On the other hand, Dillon is eligible by virtue of his Stage #1 win at the Charlotte Roval in October, a race that he would finish in twenty-third with five laps led. He lost his ride at Germain Racing when the team shut down after the 2020 season, eventually moving to the Toyota camp for the first time in his career as he prepares to run the Daytona 500 for Gaunt Brothers Racing and a four-race Xfinity Series schedule for Joe Gibbs Racing.

While Dillon and Wallace are now colleagues at 23XI and Toyota, they were also allies at their former teams as RPM and Germain were part of the Richard Childress Racing/Chevrolet umbrella (owned by Dillon’s grandfather). The two drivers also connected off the track during the 2020 season, most notably as Wallace led the NASCAR world’s protests for racial equality in the summer while Dillon was the first white driver to speak up in support, and both would hold a 30-minute Instagram discussion about their experiences with racism.

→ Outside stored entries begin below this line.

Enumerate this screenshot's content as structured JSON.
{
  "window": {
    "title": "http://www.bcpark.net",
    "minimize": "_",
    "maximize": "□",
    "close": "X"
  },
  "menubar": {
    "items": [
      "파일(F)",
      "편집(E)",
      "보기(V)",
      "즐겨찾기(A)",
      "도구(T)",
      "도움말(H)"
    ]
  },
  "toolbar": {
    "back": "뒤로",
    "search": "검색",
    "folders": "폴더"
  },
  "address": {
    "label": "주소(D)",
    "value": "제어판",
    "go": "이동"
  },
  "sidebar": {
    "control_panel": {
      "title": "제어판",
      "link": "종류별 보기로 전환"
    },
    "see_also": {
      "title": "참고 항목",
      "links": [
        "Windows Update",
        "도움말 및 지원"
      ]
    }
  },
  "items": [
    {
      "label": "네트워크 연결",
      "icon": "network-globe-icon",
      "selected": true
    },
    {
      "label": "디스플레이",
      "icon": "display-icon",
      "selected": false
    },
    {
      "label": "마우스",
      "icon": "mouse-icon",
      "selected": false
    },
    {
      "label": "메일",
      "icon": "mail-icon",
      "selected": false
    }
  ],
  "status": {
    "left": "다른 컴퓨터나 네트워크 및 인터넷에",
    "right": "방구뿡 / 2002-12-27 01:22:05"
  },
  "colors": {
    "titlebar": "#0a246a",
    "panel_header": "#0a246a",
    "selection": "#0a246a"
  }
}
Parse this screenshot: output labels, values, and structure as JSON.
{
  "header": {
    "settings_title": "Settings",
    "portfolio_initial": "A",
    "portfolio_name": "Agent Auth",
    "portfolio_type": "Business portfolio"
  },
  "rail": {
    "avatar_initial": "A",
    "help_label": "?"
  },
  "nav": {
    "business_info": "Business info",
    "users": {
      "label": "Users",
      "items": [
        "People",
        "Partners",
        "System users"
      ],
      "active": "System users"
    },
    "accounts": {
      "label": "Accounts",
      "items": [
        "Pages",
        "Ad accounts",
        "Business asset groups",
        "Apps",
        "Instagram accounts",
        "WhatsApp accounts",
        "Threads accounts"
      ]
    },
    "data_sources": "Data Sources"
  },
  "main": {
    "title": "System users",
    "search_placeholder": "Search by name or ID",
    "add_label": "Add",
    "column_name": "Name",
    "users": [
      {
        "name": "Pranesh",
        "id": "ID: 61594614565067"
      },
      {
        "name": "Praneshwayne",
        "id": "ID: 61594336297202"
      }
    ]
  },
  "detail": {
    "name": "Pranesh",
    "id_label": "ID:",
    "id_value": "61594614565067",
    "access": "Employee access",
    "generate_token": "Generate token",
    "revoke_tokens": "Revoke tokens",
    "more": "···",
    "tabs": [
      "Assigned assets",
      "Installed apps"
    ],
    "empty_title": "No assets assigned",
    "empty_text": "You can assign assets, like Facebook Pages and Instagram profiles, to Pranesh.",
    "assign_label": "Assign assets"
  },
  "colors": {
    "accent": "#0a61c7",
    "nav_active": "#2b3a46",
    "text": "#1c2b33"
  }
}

Like the Roval, the Daytona configuration that the Clash will be held on is an infield road course, one on which Dillon finished twentieth in the Cup Series’ maiden stop in August. Dillon’s best Cup Series road course finish is fifteenth at the Roval in 2019, while he has three top-five finishes in his Xfinity Series races on such tracks. While he has never visited Victory Lane at a road course, he came close to doing it in the 2013 Camping World Truck Series‘ race at Canadian Tire Motorsport Park, where he led before being turned by Chase Elliott as they entered the final corner.

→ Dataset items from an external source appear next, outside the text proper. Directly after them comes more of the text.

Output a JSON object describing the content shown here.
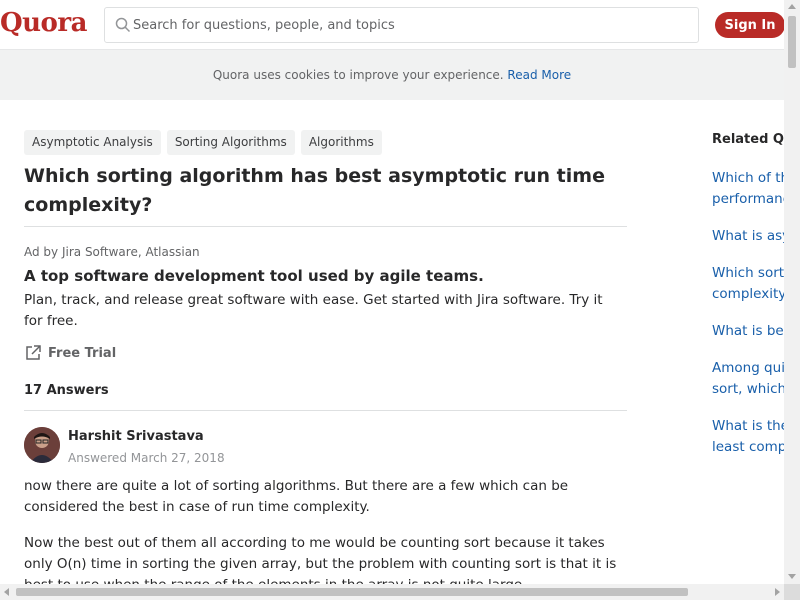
{
  "header": {
    "logo": "Quora",
    "search_placeholder": "Search for questions, people, and topics",
    "signin_label": "Sign In"
  },
  "cookie_banner": {
    "text": "Quora uses cookies to improve your experience.",
    "link": "Read More"
  },
  "question": {
    "topics": [
      "Asymptotic Analysis",
      "Sorting Algorithms",
      "Algorithms"
    ],
    "title": "Which sorting algorithm has best asymptotic run time complexity?"
  },
  "ad": {
    "label": "Ad by Jira Software, Atlassian",
    "title": "A top software development tool used by agile teams.",
    "body": "Plan, track, and release great software with ease. Get started with Jira software. Try it for free.",
    "cta": "Free Trial"
  },
  "answers": {
    "count_label": "17 Answers",
    "first": {
      "author": "Harshit Srivastava",
      "date": "Answered March 27, 2018",
      "paragraph1": "now there are quite a lot of sorting algorithms. But there are a few which can be considered the best in case of run time complexity.",
      "paragraph2": "Now the best out of them all according to me would be counting sort because it takes only O(n) time in sorting the given array, but the problem with counting sort is that it is best to use when the range of the elements in the array is not quite large."
    }
  },
  "sidebar": {
    "title": "Related Questions",
    "items": [
      {
        "line1": "Which of the",
        "line2": "performance"
      },
      {
        "line1": "What is asymptotic",
        "line2": ""
      },
      {
        "line1": "Which sorting",
        "line2": "complexity"
      },
      {
        "line1": "What is best",
        "line2": ""
      },
      {
        "line1": "Among quick",
        "line2": "sort, which"
      },
      {
        "line1": "What is the",
        "line2": "least complexity"
      }
    ]
  },
  "colors": {
    "brand": "#b92b27",
    "link": "#195faa",
    "banner_bg": "#f1f2f2"
  }
}
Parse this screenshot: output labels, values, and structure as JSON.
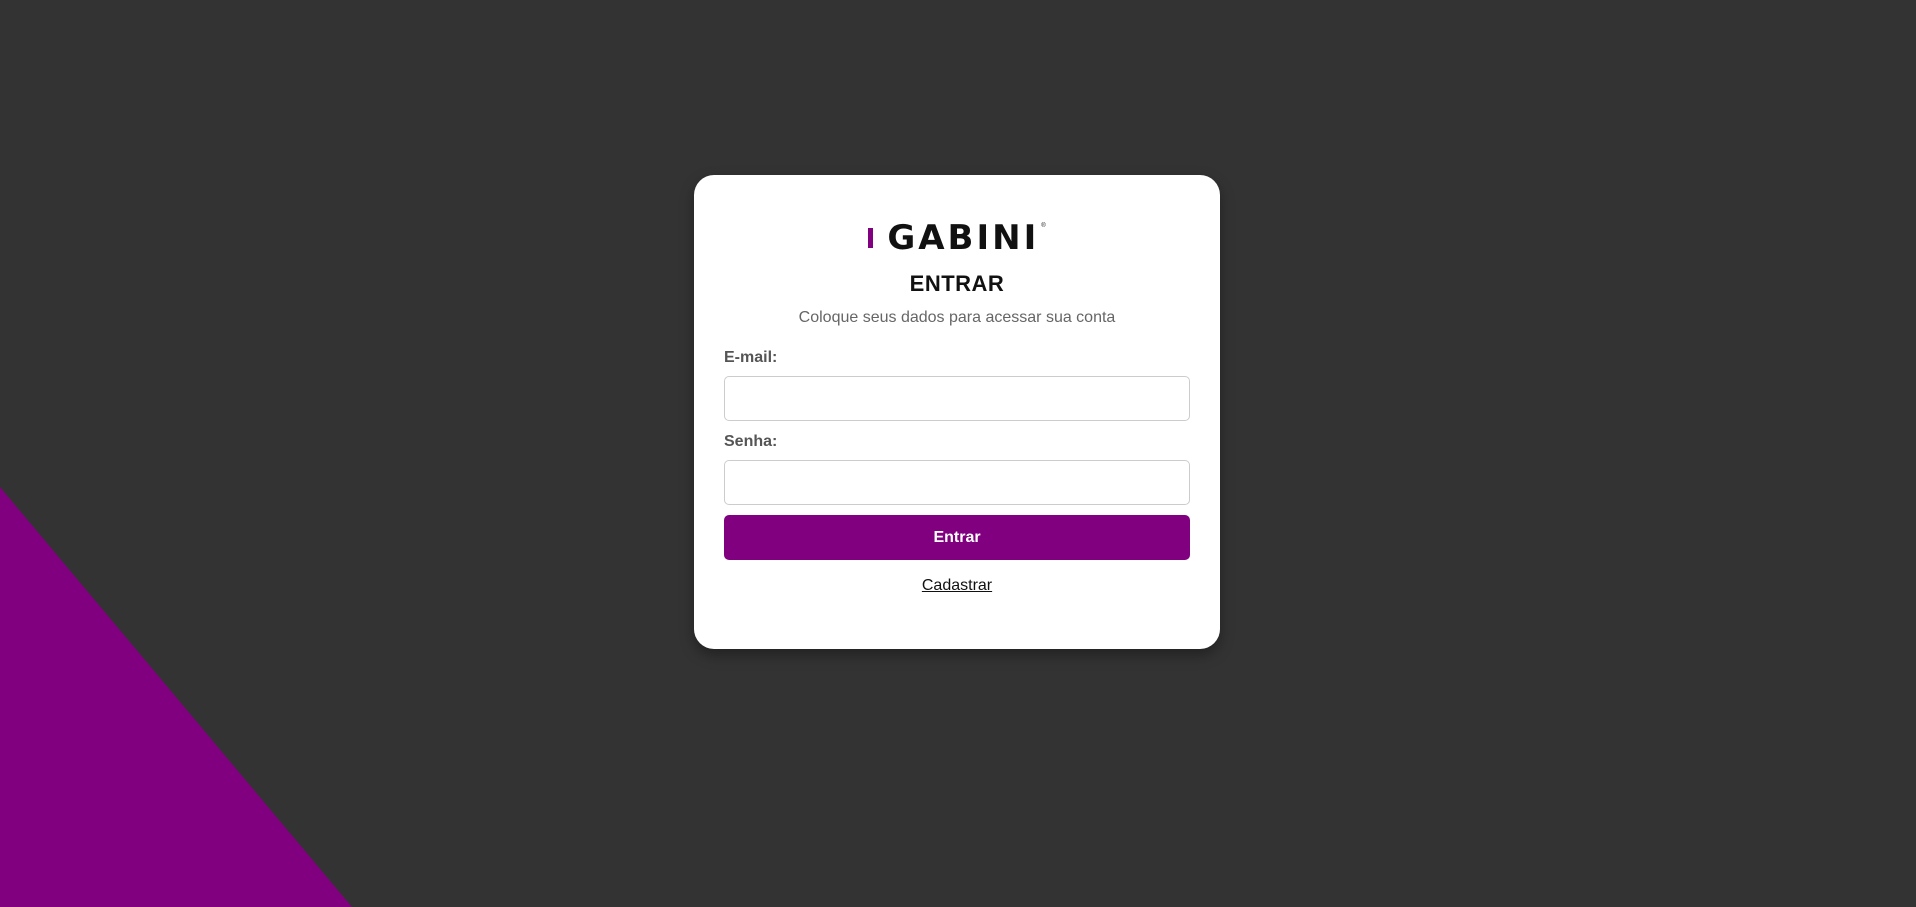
{
  "brand": {
    "logo_text": "GABINI",
    "logo_mark": "®",
    "accent_color": "#800080"
  },
  "login": {
    "title": "ENTRAR",
    "subtitle": "Coloque seus dados para acessar sua conta",
    "email_label": "E-mail:",
    "email_value": "",
    "email_placeholder": "",
    "password_label": "Senha:",
    "password_value": "",
    "password_placeholder": "",
    "submit_label": "Entrar",
    "register_link": "Cadastrar"
  },
  "theme": {
    "background": "#333333",
    "card_background": "#ffffff",
    "button_color": "#800080"
  }
}
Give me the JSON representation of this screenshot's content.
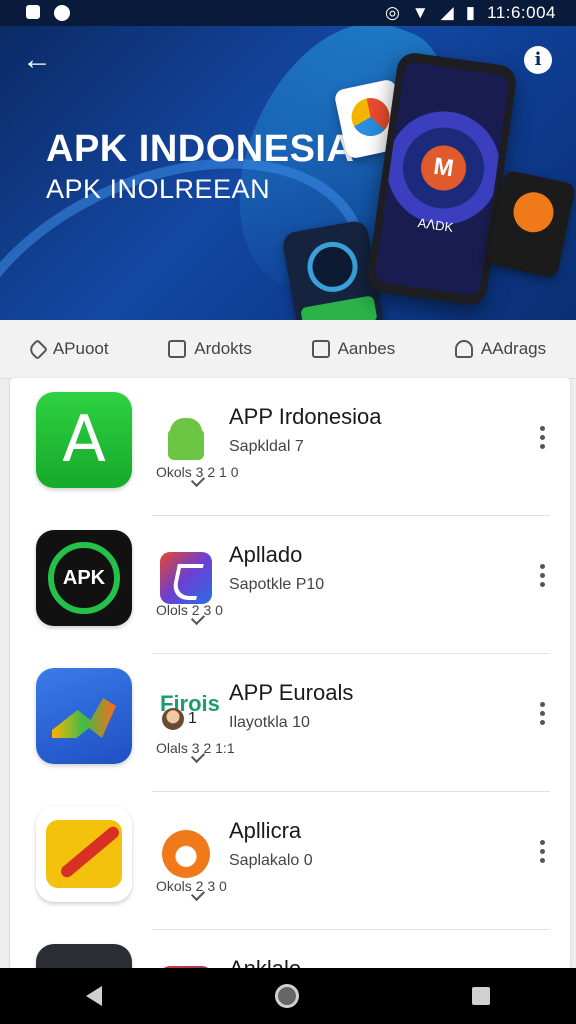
{
  "status_bar": {
    "time": "11:6:004"
  },
  "hero": {
    "title": "APK INDONESIA",
    "subtitle": "APK  INOLREEAN",
    "phone_brand": "AᐱDK"
  },
  "tabs": [
    {
      "label": "APuoot",
      "icon": "tag-icon"
    },
    {
      "label": "Ardokts",
      "icon": "edit-icon"
    },
    {
      "label": "Aanbes",
      "icon": "square-icon"
    },
    {
      "label": "AAdrags",
      "icon": "people-icon"
    }
  ],
  "apps": [
    {
      "name": "APP Irdonesioa",
      "subtitle": "Sapkldal 7",
      "meta": "Okols 3 2 1 0"
    },
    {
      "name": "Apllado",
      "subtitle": "Sapotkle P10",
      "meta": "Olols 2 3 0"
    },
    {
      "name": "APP Euroals",
      "small_icon_text": "Firois",
      "avatar_count": "1",
      "subtitle": "Ilayotkla 10",
      "meta": "Olals 3 2 1:1"
    },
    {
      "name": "Apllicra",
      "subtitle": "Saplakalo 0",
      "meta": "Okols 2 3 0"
    },
    {
      "name": "Anklalo",
      "subtitle": "",
      "meta": ""
    }
  ]
}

Although rare, replacement drivers for the Clash have occurred in the past. In 2016, Brian Vickers drove the #14 Stewart-Haas Racing in place of an injured Tony Stewart. In regards to interim drivers for eligibility reasons, the 2010 race saw Ken Schrader take over Team Red Bull‘s #82 for the ineligible Scott Speed. In 2004, Mike Skinner drive MB2 Motorsports’ #10 car in place of rookie Scott Riggs; incidentally, his team-mate for the race was Boris Said in the #01, who was a substitute for the injured Jerry Nadeau though Joe Nemechek was otherwise the car’s driver for 2004. Other replacements took place for sponsorship reasons, such as Bill Elliott driving Sterling Marlin‘s Chip Ganassi Racing #40 (though renumbered to #39) in the 2005 event to work with sponsor Coors (with whom he won the 1988 championship) and Ricky Craven showing up in Hendrick Motorsports‘ #25 in 1998 instead of John Andretti, whose Petty team was prohibited by their owner from competing due to his objections to alcohol sponsorship (the Clash was known as the Budweiser Shootout at the time).

The 2021 Clash will be the first time that the non-points event was held on Daytona’s road course. The layout, typically used for the Rolex 24 Hours of Daytona as exhibited this past weekend, will be used for NASCAR points racing later in the month as the second race of the season.